The first draft of our application to become a charter school has been written, minus a couple of appendices I’m wrapping up.  Woot woot! Now we get as much feedback from our trusted advisors as possible before submitting.  But things are coming together!

Back to the beginning

After writing up the school’s charter application, I feel like all the parts and pieces that have been jumbling together over the past 18 months are a bit clearer now, especially on how they fit together.  Sticking to the philosophy that “why” you do anything is the most important question, I’d like to take the next few newsletters to build up a coherent answer to that for all of you, from why to how.

Part 1:  What’s the Goal of High School?

Well, that’s a big question.  And it’s not a question that has a single, clear answer. But if you start with the very simple observation that high school wraps up at precisely 18 years old, the age of adulthood in our society, then it follows pretty naturally that the goals of high school ought to have something to do with the goal of become an adult.

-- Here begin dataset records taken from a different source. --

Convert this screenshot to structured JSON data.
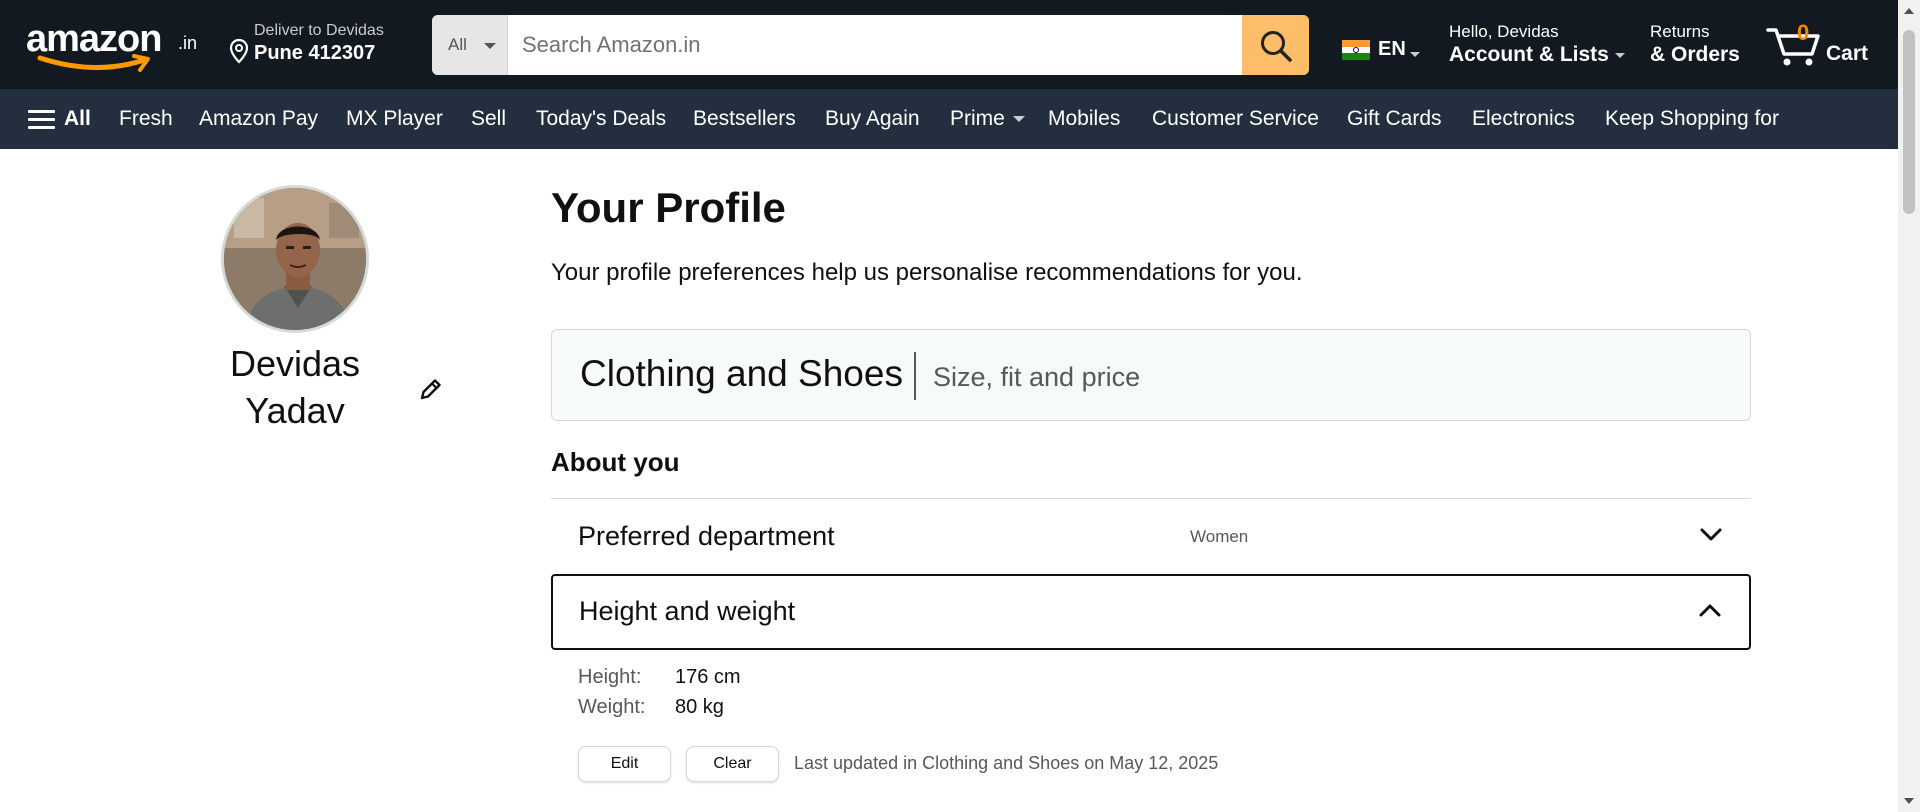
{
  "header": {
    "logo_text": "amazon",
    "logo_suffix": ".in",
    "deliver_line1": "Deliver to Devidas",
    "deliver_line2": "Pune 412307",
    "search_category": "All",
    "search_placeholder": "Search Amazon.in",
    "language": "EN",
    "account_line1": "Hello, Devidas",
    "account_line2": "Account & Lists",
    "orders_line1": "Returns",
    "orders_line2": "& Orders",
    "cart_count": "0",
    "cart_label": "Cart",
    "accent_color": "#febd69",
    "bg_color": "#131921"
  },
  "subnav": {
    "all_label": "All",
    "items": [
      "Fresh",
      "Amazon Pay",
      "MX Player",
      "Sell",
      "Today's Deals",
      "Bestsellers",
      "Buy Again",
      "Prime",
      "Mobiles",
      "Customer Service",
      "Gift Cards",
      "Electronics",
      "Keep Shopping for"
    ],
    "bg_color": "#232f3e"
  },
  "profile": {
    "first_name": "Devidas",
    "last_name": "Yadav"
  },
  "main": {
    "title": "Your Profile",
    "description": "Your profile preferences help us personalise recommendations for you.",
    "category_title": "Clothing and Shoes",
    "category_subtitle": "Size, fit and price",
    "section_title": "About you",
    "rows": [
      {
        "label": "Preferred department",
        "value": "Women",
        "expanded": false
      },
      {
        "label": "Height and weight",
        "value": "",
        "expanded": true
      }
    ],
    "details": [
      {
        "key": "Height:",
        "value": "176 cm"
      },
      {
        "key": "Weight:",
        "value": "80 kg"
      }
    ],
    "edit_label": "Edit",
    "clear_label": "Clear",
    "last_updated": "Last updated in Clothing and Shoes on May 12, 2025"
  }
}
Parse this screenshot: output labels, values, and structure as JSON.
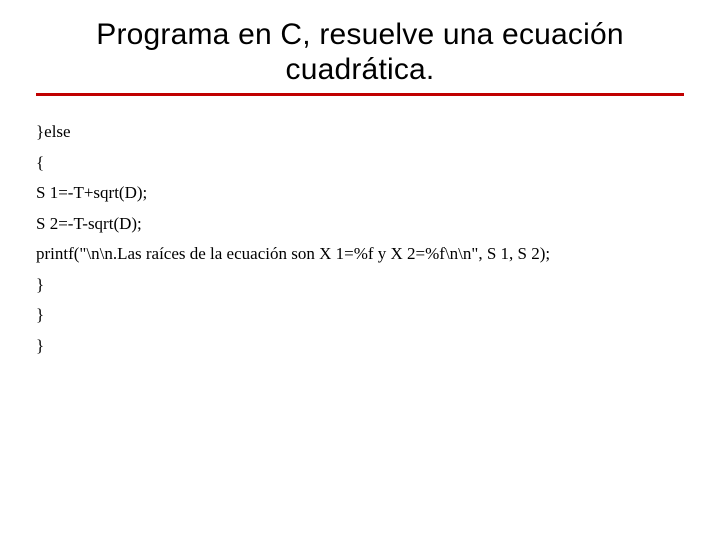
{
  "title": "Programa en C, resuelve una ecuación cuadrática.",
  "lines": {
    "l0": "}else",
    "l1": "{",
    "l2": "S 1=-T+sqrt(D);",
    "l3": "S 2=-T-sqrt(D);",
    "l4": "printf(\"\\n\\n.Las raíces de la ecuación son X 1=%f y X 2=%f\\n\\n\", S 1, S 2);",
    "l5": "}",
    "l6": "}",
    "l7": "}"
  }
}
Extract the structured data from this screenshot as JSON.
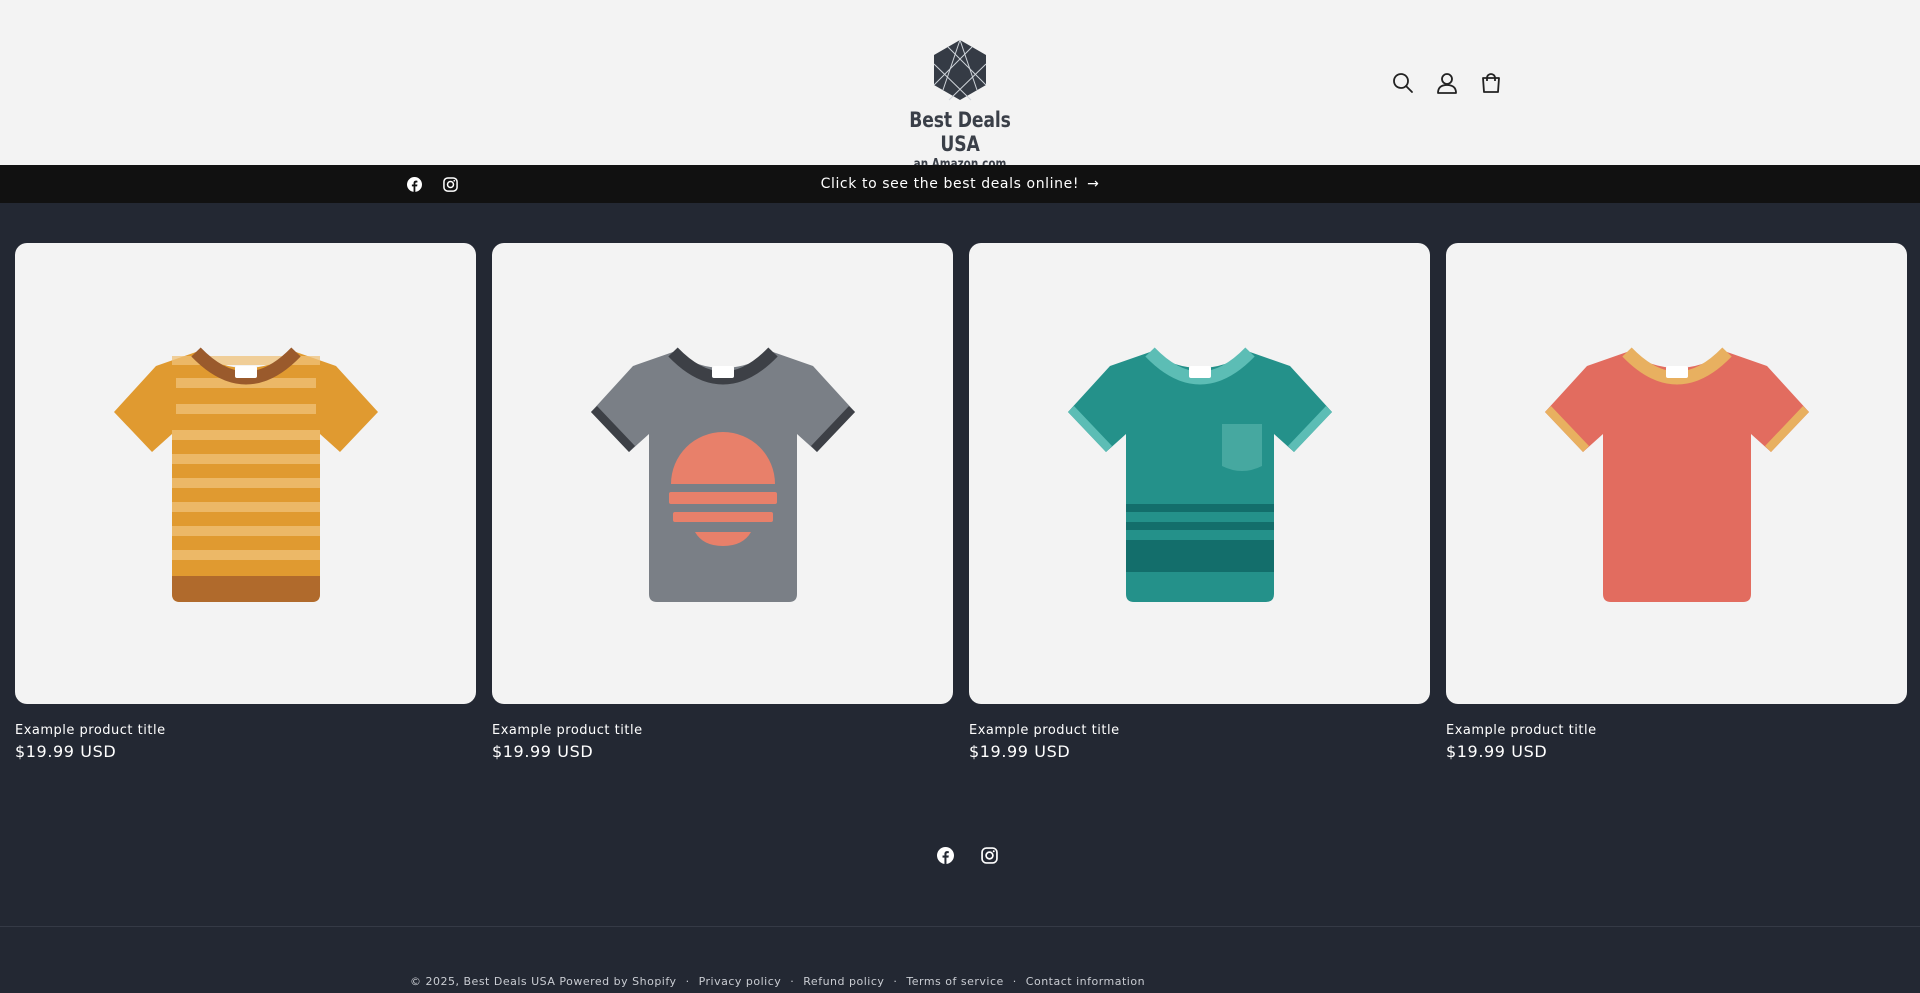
{
  "header": {
    "logo_title": "Best Deals USA",
    "logo_subtitle": "an Amazon.com Affiliate",
    "icons": [
      "search-icon",
      "account-icon",
      "cart-icon"
    ]
  },
  "announcement": {
    "text": "Click to see the best deals online!",
    "arrow": "→",
    "social": [
      "facebook-icon",
      "instagram-icon"
    ]
  },
  "products": [
    {
      "title": "Example product title",
      "price": "$19.99 USD",
      "color": "#e09a30"
    },
    {
      "title": "Example product title",
      "price": "$19.99 USD",
      "color": "#7a7f86"
    },
    {
      "title": "Example product title",
      "price": "$19.99 USD",
      "color": "#24918a"
    },
    {
      "title": "Example product title",
      "price": "$19.99 USD",
      "color": "#e26c5f"
    }
  ],
  "footer": {
    "copyright": "© 2025,",
    "store_name": "Best Deals USA",
    "powered": "Powered by Shopify",
    "separator": "·",
    "links": [
      "Privacy policy",
      "Refund policy",
      "Terms of service",
      "Contact information"
    ]
  },
  "colors": {
    "header_bg": "#f3f3f3",
    "announce_bg": "#111111",
    "page_bg": "#232833",
    "card_bg": "#f3f3f3"
  }
}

What is adulthood? Part of it is physical maturity, but time has a way of taking care of that with little intervention on our part.  The other big piece, for humans as well as all mammals, is achieving independence to meet one’s own needs, rather than having those needs met by one’s parents.  But unlike all other mammals, humans have a hugely diverse range of possibilities as to what form that independence might take!  So in addition to growing into their adult bodies, and finding a way to become independent, people have a third element to figure out, and that is what sort of person you want to be and what sort of life you want to have.  So adulthood = physically mature, socially and economically independent, and self-aware.  How does this happen, and what role does school have in this process? Stay tuned.

Learning Links

24 credits and a D-minus average aren’t good enough, Washington Monthly on the transformation of a Connecticut high school from traditional learning and grades to mastery (aka competency) education.

A national teacher of the year on her most radical teaching practice, Chalkbeat on trust and responsibility, starting with one’s most basic needs.

In closing….

Thanks for reading, especially since our TGIF came out so late this week!  Glad I still got your eyeballs. Have a great weekend!